Сравнение было абсурдным. Войска под командованием герцога Веллингтона одерживали победу, тогда как Алистер всего лишь терпел, пока его не спасли. А что касается его поведения, то почему, если уж он был таким спокойным, у него нет отчетливой картины происходившего? Почему у него остались лишь обрывки воспоминаний?
Он повернулся спиной к окну и пристально вгляделся в человека, который не только спас ему жизнь, но и позаботился о том, чтобы он сохранил свои конечности, и сказал:
– Тебе бы мои тренировки, Горди! У тебя нет старшего брата, только сестра, тогда как у меня их аж два, и оба лупили меня и мучили с тех пор, как я научился ходить.
– Моя сестра находила другие способы надо мной измываться, – возразил Гордмор.
Надев сюртук, он придирчиво оглядел свое отражение в зеркале. Он был светловолос, немного ниже Алистера и чуть более плотного телосложения.
– Мой портной творит чудеса с куском ткани, – заметил Гордмор, – я трачу на одежду кучу денег, но тем не менее уступаю тебе в элегантности.
Больную ногу Алистера свело судорогой, и он с трудом дохромал от окна до ближайшего кресла.

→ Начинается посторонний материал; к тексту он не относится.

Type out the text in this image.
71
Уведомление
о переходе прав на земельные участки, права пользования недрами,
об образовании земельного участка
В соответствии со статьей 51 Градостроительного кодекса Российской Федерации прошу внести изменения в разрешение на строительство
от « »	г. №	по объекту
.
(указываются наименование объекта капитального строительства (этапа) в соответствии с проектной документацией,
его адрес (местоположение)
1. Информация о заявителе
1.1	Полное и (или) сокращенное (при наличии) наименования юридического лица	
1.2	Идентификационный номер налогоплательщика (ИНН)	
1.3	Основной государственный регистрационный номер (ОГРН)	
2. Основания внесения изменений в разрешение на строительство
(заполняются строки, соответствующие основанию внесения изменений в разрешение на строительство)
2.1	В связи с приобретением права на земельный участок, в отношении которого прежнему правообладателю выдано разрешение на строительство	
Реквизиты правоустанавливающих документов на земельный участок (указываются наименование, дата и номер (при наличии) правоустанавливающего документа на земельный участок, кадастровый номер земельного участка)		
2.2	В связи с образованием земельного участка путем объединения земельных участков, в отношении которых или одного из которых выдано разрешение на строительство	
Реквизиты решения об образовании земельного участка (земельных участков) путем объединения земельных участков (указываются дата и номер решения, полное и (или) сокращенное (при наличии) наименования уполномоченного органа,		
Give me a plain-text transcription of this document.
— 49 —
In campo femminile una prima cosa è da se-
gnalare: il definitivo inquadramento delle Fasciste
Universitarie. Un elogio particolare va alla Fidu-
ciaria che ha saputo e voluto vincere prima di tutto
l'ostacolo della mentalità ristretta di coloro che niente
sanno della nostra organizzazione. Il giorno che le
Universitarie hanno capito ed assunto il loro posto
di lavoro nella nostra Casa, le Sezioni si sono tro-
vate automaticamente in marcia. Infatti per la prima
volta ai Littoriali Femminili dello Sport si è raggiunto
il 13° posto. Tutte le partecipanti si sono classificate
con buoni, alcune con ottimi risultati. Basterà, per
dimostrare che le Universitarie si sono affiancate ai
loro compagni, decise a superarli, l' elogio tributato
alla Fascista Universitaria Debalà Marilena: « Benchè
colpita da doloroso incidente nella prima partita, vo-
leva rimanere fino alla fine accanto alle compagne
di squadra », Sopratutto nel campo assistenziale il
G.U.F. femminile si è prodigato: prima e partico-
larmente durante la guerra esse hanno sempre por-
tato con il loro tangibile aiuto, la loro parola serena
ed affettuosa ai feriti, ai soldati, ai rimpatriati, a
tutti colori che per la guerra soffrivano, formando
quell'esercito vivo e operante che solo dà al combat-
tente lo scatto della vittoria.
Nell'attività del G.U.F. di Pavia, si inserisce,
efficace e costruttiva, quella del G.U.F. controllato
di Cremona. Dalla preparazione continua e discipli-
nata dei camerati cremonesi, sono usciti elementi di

– Дело в том, что сейчас в моде полученные на войне раны.
– Нет, все дело в тебе: ты даже хромаешь с особым шиком.
– Уж если ты обречен хромать, надо делать это как следует.
Гордмор улыбнулся, а друг заметил:
– Как бы то ни было, я очень благодарен тебе: если бы не ты, я лежал бы сейчас как бревно.
– Не просто бревно, – возразил Гордмор, – а подгнившее. Насколько я помню, процесс был в активной фазе.
Он подошел к небольшому шкафчику и достал графин и бокалы.
– Я думал, мы идем куда-то поразвлечься, – удивился Алистер.
– Мы пойдем, чуть позже. – Гордмор наполнил бокалы. – А сейчас я хочу поговорить с тобой о канале.